Actionable predictions of human pharmacokinetics at the drug design stage

Leonid Komissarov,Nenad Manevski,Katrin Groebke Zbinden,Torsten Schindler,Marinka Zitnik,Lisa Sach-Peltason
DOI: https://doi.org/10.26434/chemrxiv-2024-vgbxq
2024-03-06
Abstract:We present a novel computational approach for predicting human pharmacokinetics (PK) that addresses the challenges of early-stage drug design. Our study introduces and describes a large-scale dataset of 11 clinical PK endpoints, encompassing over 2700 unique chemical structures to train machine learning models. To that end multiple advanced training strategies are compared, including the integration of in vitro data and a novel self-supervised pre-training task. In addition to the predictions, our final model provides meaningful epistemic uncertainties for every data point. This allows us to successfully identify regions of exceptional predictive performance, with an Absolute Average Fold Error (AAFE/GMFE) of less than 2.5 across multiple endpoints. These advancements represent a significant leap towards actionable PK predictions, which can be utilized early on in the drug design process to expedite development and reduce reliance on nonclinical studies.
Chemistry
What problem does this paper attempt to address?
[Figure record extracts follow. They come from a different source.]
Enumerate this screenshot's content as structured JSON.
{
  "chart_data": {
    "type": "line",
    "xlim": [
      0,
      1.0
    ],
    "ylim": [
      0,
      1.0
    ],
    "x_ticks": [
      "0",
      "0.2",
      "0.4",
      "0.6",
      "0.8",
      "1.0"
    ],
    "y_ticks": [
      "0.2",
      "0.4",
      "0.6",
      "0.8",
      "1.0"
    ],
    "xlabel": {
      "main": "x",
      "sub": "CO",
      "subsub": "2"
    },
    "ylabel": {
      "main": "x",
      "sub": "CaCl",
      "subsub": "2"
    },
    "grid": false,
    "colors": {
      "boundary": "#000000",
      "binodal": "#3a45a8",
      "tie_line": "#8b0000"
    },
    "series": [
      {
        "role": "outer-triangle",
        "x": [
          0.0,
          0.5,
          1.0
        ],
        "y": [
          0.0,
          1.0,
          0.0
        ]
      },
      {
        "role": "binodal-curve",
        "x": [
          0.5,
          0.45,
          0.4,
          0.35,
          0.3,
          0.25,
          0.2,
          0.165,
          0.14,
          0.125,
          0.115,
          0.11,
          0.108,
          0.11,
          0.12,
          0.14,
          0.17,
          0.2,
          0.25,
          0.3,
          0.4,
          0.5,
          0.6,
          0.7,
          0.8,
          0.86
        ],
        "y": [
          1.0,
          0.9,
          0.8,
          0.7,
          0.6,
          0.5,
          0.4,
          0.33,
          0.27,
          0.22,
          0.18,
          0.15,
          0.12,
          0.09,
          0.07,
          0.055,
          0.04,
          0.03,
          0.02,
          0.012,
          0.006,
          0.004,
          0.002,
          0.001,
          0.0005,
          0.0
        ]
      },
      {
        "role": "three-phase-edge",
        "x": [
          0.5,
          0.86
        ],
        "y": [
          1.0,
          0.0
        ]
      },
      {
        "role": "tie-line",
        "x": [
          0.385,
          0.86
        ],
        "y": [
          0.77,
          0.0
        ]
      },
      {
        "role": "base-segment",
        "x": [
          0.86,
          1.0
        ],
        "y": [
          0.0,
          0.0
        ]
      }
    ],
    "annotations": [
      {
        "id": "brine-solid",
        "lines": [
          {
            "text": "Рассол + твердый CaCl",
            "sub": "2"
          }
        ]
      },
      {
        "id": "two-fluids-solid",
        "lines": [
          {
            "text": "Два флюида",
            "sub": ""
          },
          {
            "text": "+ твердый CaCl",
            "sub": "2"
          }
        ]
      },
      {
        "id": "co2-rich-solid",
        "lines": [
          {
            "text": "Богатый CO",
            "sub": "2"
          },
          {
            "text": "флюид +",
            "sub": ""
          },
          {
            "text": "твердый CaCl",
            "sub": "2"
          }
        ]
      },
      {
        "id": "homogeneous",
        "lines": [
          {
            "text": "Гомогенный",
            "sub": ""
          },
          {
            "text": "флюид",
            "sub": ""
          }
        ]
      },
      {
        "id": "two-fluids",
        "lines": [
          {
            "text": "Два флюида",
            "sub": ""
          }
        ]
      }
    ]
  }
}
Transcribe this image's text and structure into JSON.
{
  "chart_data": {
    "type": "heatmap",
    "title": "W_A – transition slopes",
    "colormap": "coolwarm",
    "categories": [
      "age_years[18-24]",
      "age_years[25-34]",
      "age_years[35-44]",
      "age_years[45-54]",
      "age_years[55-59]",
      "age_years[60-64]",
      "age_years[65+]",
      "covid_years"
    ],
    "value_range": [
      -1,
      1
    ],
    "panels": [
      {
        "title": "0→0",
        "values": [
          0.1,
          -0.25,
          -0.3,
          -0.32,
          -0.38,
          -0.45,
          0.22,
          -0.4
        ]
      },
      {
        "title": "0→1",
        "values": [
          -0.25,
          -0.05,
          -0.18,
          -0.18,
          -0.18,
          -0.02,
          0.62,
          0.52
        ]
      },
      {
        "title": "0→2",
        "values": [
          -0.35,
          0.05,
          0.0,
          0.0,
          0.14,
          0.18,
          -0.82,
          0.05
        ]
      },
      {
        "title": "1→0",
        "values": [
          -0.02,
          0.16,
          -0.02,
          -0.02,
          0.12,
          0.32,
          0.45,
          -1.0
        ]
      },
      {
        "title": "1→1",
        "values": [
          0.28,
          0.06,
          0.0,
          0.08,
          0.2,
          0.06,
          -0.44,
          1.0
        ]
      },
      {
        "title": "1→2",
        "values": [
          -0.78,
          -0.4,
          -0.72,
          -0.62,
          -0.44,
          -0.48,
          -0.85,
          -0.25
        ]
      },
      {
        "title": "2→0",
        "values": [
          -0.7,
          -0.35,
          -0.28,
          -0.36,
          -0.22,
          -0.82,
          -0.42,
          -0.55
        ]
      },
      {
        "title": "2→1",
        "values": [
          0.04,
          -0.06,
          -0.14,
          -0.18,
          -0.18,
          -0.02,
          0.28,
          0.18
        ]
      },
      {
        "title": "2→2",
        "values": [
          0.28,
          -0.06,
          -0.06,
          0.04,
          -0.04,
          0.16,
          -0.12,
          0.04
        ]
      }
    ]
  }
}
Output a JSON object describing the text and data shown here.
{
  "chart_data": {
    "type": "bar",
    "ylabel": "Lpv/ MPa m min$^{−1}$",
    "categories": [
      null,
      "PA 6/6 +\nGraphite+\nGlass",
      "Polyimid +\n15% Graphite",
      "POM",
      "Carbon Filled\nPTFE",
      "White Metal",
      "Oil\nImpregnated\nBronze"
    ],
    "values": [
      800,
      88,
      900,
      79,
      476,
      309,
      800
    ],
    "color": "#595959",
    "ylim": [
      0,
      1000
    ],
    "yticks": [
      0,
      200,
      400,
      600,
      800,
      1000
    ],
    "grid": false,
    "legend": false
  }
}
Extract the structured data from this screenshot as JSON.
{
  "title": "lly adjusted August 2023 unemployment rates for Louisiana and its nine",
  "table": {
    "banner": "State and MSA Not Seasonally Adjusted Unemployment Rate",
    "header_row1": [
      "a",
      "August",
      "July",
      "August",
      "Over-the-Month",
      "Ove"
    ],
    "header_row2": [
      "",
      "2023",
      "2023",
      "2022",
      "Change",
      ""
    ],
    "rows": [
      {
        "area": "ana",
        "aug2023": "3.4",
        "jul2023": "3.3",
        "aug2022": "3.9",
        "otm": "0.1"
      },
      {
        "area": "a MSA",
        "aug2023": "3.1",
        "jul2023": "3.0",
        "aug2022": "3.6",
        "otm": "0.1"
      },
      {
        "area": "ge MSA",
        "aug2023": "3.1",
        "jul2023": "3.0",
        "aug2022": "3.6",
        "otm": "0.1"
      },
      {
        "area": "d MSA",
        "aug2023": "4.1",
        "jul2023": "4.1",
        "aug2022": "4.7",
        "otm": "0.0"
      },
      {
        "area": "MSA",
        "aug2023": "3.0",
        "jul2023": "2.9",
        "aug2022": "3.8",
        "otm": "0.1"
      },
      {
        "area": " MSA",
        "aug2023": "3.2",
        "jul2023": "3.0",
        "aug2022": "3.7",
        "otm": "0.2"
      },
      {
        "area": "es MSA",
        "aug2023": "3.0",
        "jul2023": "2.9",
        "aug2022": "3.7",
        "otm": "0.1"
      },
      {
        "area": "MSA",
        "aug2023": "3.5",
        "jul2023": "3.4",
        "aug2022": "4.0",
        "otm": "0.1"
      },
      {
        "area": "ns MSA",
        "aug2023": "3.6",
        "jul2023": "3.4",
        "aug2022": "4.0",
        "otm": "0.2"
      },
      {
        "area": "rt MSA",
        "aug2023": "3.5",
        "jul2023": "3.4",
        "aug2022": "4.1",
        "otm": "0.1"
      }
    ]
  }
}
The problem that this paper attempts to solve is to effectively predict human pharmacokinetics (PK) in the early stage of drug design. Specifically, the authors propose a new computational method, aiming to overcome the limitations of existing methods in terms of data scale, single - attribute prediction, and model performance evaluation. By constructing a large - scale dataset containing more than 2,700 unique chemical structures and training machine - learning models to predict 11 clinical PK endpoints, the authors not only improve the prediction accuracy but also provide meaningful uncertainty estimates for each data point. These improvements make the prediction results more reliable, can provide valuable guidance in the early stage of drug design, and thus accelerate the drug - development process and reduce the dependence on non - clinical studies. ### Main Objectives: 1. **Improve Prediction Accuracy**: Improve the accuracy of human pharmacokinetics (PK) prediction by introducing large - scale datasets and advanced training strategies. 2. **Provide Uncertainty Estimates**: Provide meaningful uncertainty estimates for each prediction result to help identify areas with particularly good prediction performance. 3. **Multi - task Prediction**: Predict multiple PK attributes simultaneously to make full use of the information between related attributes. 4. **Integrate Multiple Data Sources**: Combine in - vitro data and pre - clinical in - vivo data to enhance the generalization ability of the model. 5. **Self - supervised Pre - training**: Use self - supervised learning methods to pre - train the model to improve its performance in downstream tasks. ### Problems Solved: - **Small Dataset Scale**: Existing human PK datasets are small in scale and usually only focus on a single attribute. - **Ignoring Related Information**: Single - attribute prediction ignores related attributes, PK results of other species, and corresponding in - vitro data. - **Incomplete Model Performance Evaluation**: Existing model performance evaluation mainly focuses on the average prediction quality, but may not represent the prediction performance of specific compounds. Through the above methods, the paper aims to provide a practical and operable PK prediction tool that can provide reliable guidance in the early stage of drug design, thereby accelerating the drug - development process.